Moderniser l’industrie touristique face à la concurrence étrangère
Cette prise de position s’accompagne d’un appel à l’aide auprès des autorités, afin d’appuyer massivement l'outil de production touristique pour “mieux l'adapter durablement aux conditions du 21eme siècle”. En rétablissant la “compétitivité de nos entreprises”, c’est un “décrochage irréversible” de la destination France qui doit être évité. Le pays se reposerait-il trop sur ses lauriers ? Il a “conçu et mis en oeuvre tout au long du siècle dernier des politiques qui l'ont porté au premier rang des destinations touristiques dans le monde (...) irriguant des territoires de montagne et du littoral en voie d'abandon industriel, voire agricole”, constatent les rédacteurs. Depuis, certains retards se sont accumulés, mettant en péril le leadership de la machine. Pendant ce temps, la concurrence “prépare déjà son redressement”.

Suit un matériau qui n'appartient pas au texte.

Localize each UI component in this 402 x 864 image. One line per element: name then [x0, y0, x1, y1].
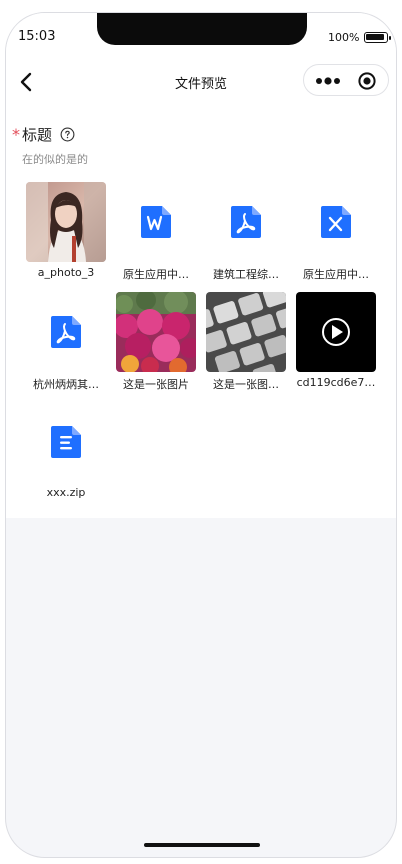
field-title: 标题	[22, 125, 53, 144]
status-bar: 15:03 100%	[6, 13, 396, 59]
file-item-photo[interactable]: a_photo_3	[26, 182, 108, 286]
battery-icon	[364, 32, 391, 43]
photo-thumbnail	[116, 292, 196, 372]
required-mark: *	[12, 124, 20, 144]
navigation-bar: 文件预览	[6, 59, 396, 105]
question-circle-icon[interactable]	[60, 127, 75, 142]
mini-program-capsule	[303, 64, 389, 96]
file-item-video[interactable]: cd119cd6e7…	[296, 292, 378, 396]
file-name: 建筑工程综…	[213, 268, 279, 281]
file-name: xxx.zip	[46, 486, 86, 499]
file-item-zip[interactable]: xxx.zip	[26, 402, 108, 506]
pdf-file-icon	[51, 316, 81, 348]
video-thumbnail	[296, 292, 376, 372]
battery-percent: 100%	[328, 31, 360, 44]
file-name: 杭州炳炳其…	[33, 378, 99, 391]
file-name: 原生应用中…	[303, 268, 369, 281]
file-name: a_photo_3	[37, 266, 95, 279]
zip-file-icon	[51, 426, 81, 458]
file-item-word[interactable]: 原生应用中…	[116, 182, 198, 286]
upload-form-card: * 标题 在的似的是的 a_photo_3 原生应用中… 建筑工程综… 原生应用…	[6, 105, 396, 518]
phone-screen: 15:03 100% 文件预览 * 标题 在的似的是的 a_photo_3 原生…	[5, 12, 397, 858]
photo-thumbnail	[206, 292, 286, 372]
pdf-file-icon	[231, 206, 261, 238]
word-file-icon	[141, 206, 171, 238]
file-item-photo[interactable]: 这是一张图片	[116, 292, 198, 396]
file-name: 这是一张图…	[213, 378, 279, 391]
excel-file-icon	[321, 206, 351, 238]
target-close-icon[interactable]	[358, 72, 376, 90]
field-description: 在的似的是的	[22, 153, 88, 166]
home-indicator[interactable]	[144, 843, 260, 847]
status-time: 15:03	[18, 29, 56, 44]
file-item-photo[interactable]: 这是一张图…	[206, 292, 288, 396]
file-item-pdf[interactable]: 杭州炳炳其…	[26, 292, 108, 396]
field-label: * 标题	[12, 123, 75, 145]
file-item-pdf[interactable]: 建筑工程综…	[206, 182, 288, 286]
file-item-excel[interactable]: 原生应用中…	[296, 182, 378, 286]
file-name: 这是一张图片	[123, 378, 189, 391]
more-dots-icon[interactable]	[314, 73, 342, 89]
play-circle-icon	[322, 318, 350, 346]
device-notch	[97, 13, 307, 45]
file-name: 原生应用中…	[123, 268, 189, 281]
file-name: cd119cd6e7…	[296, 376, 376, 389]
photo-thumbnail	[26, 182, 106, 262]
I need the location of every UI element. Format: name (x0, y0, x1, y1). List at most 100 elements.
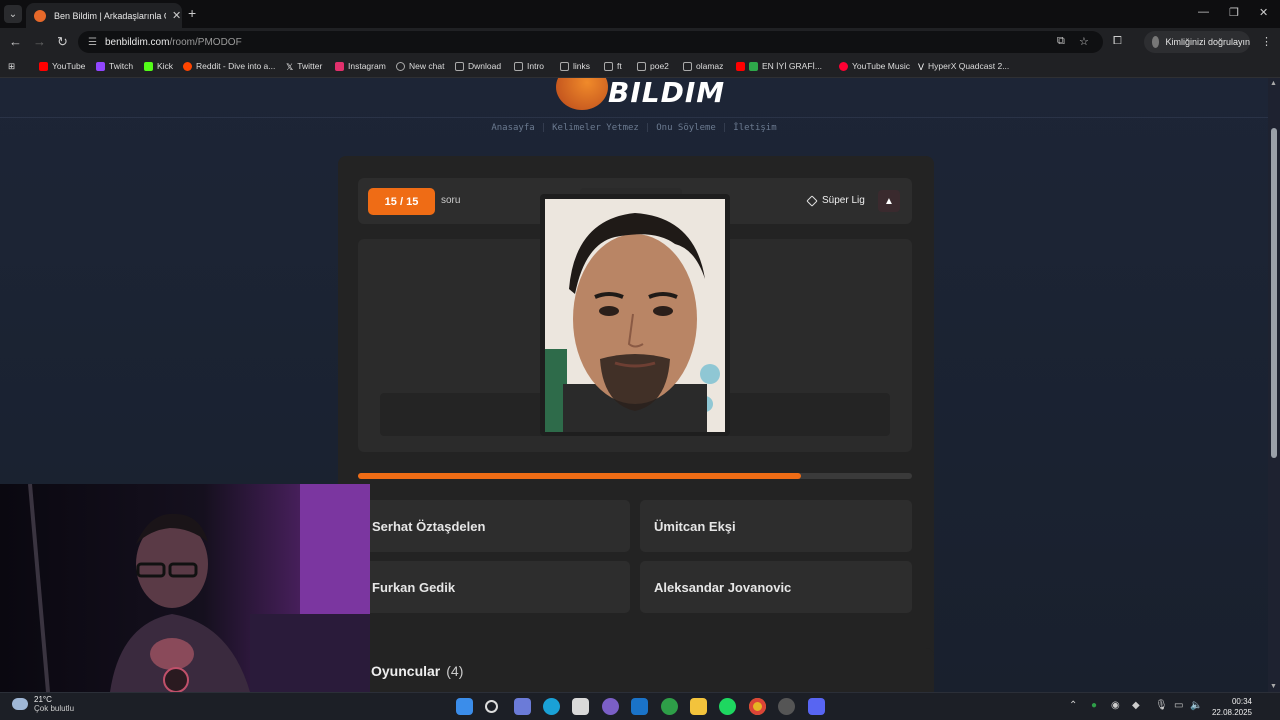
nav-iletisim[interactable]: İletişim (733, 123, 776, 133)
bookmark-folder-ft[interactable]: ft (604, 61, 622, 71)
report-button[interactable]: ▲ (878, 190, 900, 212)
bookmarks-bar: ⊞ YouTube Twitch Kick Reddit - Dive into… (0, 56, 1280, 78)
players-heading: Oyuncular (4) (371, 663, 463, 679)
logo-text: BILDIM (608, 78, 726, 109)
league-label: Süper Lig (806, 194, 865, 207)
bookmark-new-chat[interactable]: New chat (396, 61, 444, 71)
page-scrollbar[interactable]: ▲ ▼ (1268, 78, 1280, 692)
player-face-image (545, 199, 725, 432)
weather-widget[interactable]: 21°C Çok bulutlu (12, 695, 74, 713)
site-logo[interactable]: BILDIM (556, 78, 724, 112)
bookmark-folder-links[interactable]: links (560, 61, 590, 71)
bookmark-folder-olamaz[interactable]: olamaz (683, 61, 723, 71)
bookmark-reddit[interactable]: Reddit - Dive into a... (183, 61, 275, 71)
address-bar[interactable]: ☰ benbildim.com /room/PMODOF (78, 31, 1103, 53)
bookmark-kick[interactable]: Kick (144, 61, 173, 71)
tray-app-icon[interactable]: ● (1091, 700, 1097, 711)
new-tab-icon[interactable]: + (188, 5, 196, 21)
scroll-down-icon[interactable]: ▼ (1270, 683, 1277, 690)
profile-button[interactable]: Kimliğinizi doğrulayın (1144, 31, 1250, 53)
network-icon[interactable]: ▭ (1174, 700, 1183, 711)
search-icon[interactable] (485, 700, 498, 713)
bookmark-star-icon[interactable]: ☆ (1079, 35, 1089, 48)
nav-separator: | (721, 123, 728, 133)
bookmark-youtube-music[interactable]: YouTube Music (839, 61, 910, 71)
site-favicon-icon (34, 9, 46, 22)
bookmark-twitter[interactable]: 𝕏 Twitter (286, 61, 322, 72)
question-counter: 15 / 15 (368, 188, 435, 215)
site-nav: Anasayfa | Kelimeler Yetmez | Onu Söylem… (0, 123, 1268, 133)
answer-option-2[interactable]: Ümitcan Ekşi (640, 500, 912, 552)
scrollbar-thumb[interactable] (1271, 128, 1277, 458)
bookmark-youtube[interactable]: YouTube (39, 61, 85, 71)
edge-icon[interactable] (543, 698, 560, 715)
start-icon[interactable] (456, 698, 473, 715)
profile-avatar-icon (1152, 36, 1160, 48)
reload-icon[interactable]: ↻ (57, 34, 68, 50)
nav-onu-soyleme[interactable]: Onu Söyleme (656, 123, 716, 133)
copilot-icon[interactable] (514, 698, 531, 715)
apps-grid-icon[interactable]: ⊞ (8, 61, 15, 72)
menu-dots-icon[interactable]: ⋮ (1261, 35, 1272, 48)
tray-chevron-icon[interactable]: ⌃ (1069, 700, 1077, 711)
spotify-icon[interactable] (719, 698, 736, 715)
volume-icon[interactable]: 🔈 (1190, 700, 1202, 711)
restore-icon[interactable]: ❐ (1229, 6, 1239, 19)
discord-icon[interactable] (808, 698, 825, 715)
tab-close-icon[interactable]: ✕ (172, 9, 181, 22)
file-explorer-icon[interactable] (690, 698, 707, 715)
scroll-up-icon[interactable]: ▲ (1270, 80, 1277, 87)
bookmark-grafik[interactable]: EN İYİ GRAFİ... (736, 61, 822, 71)
logo-ball-icon (556, 78, 608, 110)
bookmark-folder-poe2[interactable]: poe2 (637, 61, 669, 71)
bookmark-twitch[interactable]: Twitch (96, 61, 133, 71)
teams-icon[interactable] (602, 698, 619, 715)
url-path: /room/PMODOF (169, 36, 242, 48)
obs-icon[interactable] (778, 698, 795, 715)
warning-icon: ▲ (884, 195, 894, 207)
webcam-overlay (0, 484, 370, 692)
install-app-icon[interactable]: ⧉ (1057, 35, 1065, 48)
microphone-icon[interactable]: 🎙 (1155, 700, 1168, 711)
bookmark-folder-dwnload[interactable]: Dwnload (455, 61, 501, 71)
tab-title: Ben Bildim | Arkadaşlarınla Onli... (54, 10, 166, 21)
url-host: benbildim.com (104, 36, 170, 48)
forward-icon[interactable]: → (33, 34, 46, 49)
site-info-icon[interactable]: ☰ (88, 37, 97, 48)
system-clock[interactable]: 00:34 22.08.2025 (1208, 696, 1252, 718)
question-progress-fill (358, 473, 802, 479)
store-icon[interactable] (572, 698, 589, 715)
tag-icon (806, 194, 818, 207)
tray-steam-icon[interactable]: ◆ (1132, 700, 1140, 711)
bookmark-folder-intro[interactable]: Intro (514, 61, 544, 71)
xbox-icon[interactable] (661, 698, 678, 715)
window-close-icon[interactable]: ✕ (1259, 6, 1268, 19)
players-title: Oyuncular (371, 663, 441, 679)
nav-kelimeler-yetmez[interactable]: Kelimeler Yetmez (552, 123, 639, 133)
outlook-icon[interactable] (631, 698, 648, 715)
league-name: Süper Lig (822, 195, 865, 206)
answer-option-3[interactable]: Furkan Gedik (358, 561, 630, 613)
clock-date: 22.08.2025 (1211, 708, 1252, 717)
minimize-icon[interactable]: — (1198, 6, 1209, 18)
nav-separator: | (540, 123, 547, 133)
bookmark-hyperx[interactable]: V HyperX Quadcast 2... (918, 61, 1009, 72)
weather-temp: 21°C (34, 695, 52, 704)
answer-option-1[interactable]: Serhat Öztaşdelen (358, 500, 630, 552)
answer-option-4[interactable]: Aleksandar Jovanovic (640, 561, 912, 613)
question-progress-bar (358, 473, 912, 479)
browser-titlebar: ⌄ Ben Bildim | Arkadaşlarınla Onli... ✕ … (0, 0, 1280, 28)
tray-steelseries-icon[interactable]: ◉ (1111, 700, 1120, 711)
players-count: (4) (446, 663, 464, 679)
tab-search-icon[interactable]: ⌄ (4, 5, 22, 23)
bookmark-instagram[interactable]: Instagram (335, 61, 386, 71)
chrome-icon[interactable] (749, 698, 766, 715)
extensions-icon[interactable]: ⧠ (1113, 35, 1122, 48)
question-counter-suffix: soru (441, 195, 461, 206)
nav-home[interactable]: Anasayfa (491, 123, 534, 133)
back-icon[interactable]: ← (9, 34, 22, 49)
clock-time: 00:34 (1231, 697, 1252, 706)
weather-desc: Çok bulutlu (34, 704, 75, 713)
browser-toolbar: ← → ↻ ☰ benbildim.com /room/PMODOF ⧉ ☆ ⧠… (0, 28, 1280, 56)
active-tab[interactable]: Ben Bildim | Arkadaşlarınla Onli... ✕ (26, 3, 182, 28)
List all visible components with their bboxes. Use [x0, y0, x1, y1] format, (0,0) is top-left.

La crise sanitaire est “à la fois un défi et une opportunité”, disent les pros, car la sortie de crise peut être l'occasion de conquérir des parts de marché. Mais le mouvement de transformation du monde s'accélère : “numérisation des comportements, nouvelles attentes de consommation, tourisme vert et de proximité, réinvention du secteur de l'événementiel et des congrès, évolution des mobilités, réintégration dans la vie active de dizaines de milliers de jeunes désorientés par la pandémie et ses effets” alimentent l’analyse. Dans l’immédiat, la fluidité des démarches s’impose : suspension de taxes et des contrôles répétitifs et coûteux, simplification des systèmes de prélèvements fiscaux.
Du concret !
Les élus signataires de cette tribune, issus des territoires, ont reniflé que la reconquête des marchés touristiques n’est pas automatique. Ils savent que que le tempo de la modernisation des modèles touristiques étrangers, notamment dans les pays plus libéraux, est une menace pour le tourisme bleu-blanc-rouge. Leur alerte est une exigence de stratégie claire et d’objectifs opérationnels précis, par les pouvoirs publics, pour un soutien sans erreurs à un pan de l’économie française. Reste plus qu'à entrer dans le concret et de s'intéresser aux propositions détaillées des uns et des autres qui, pour l'instant, tardent encore à arriver.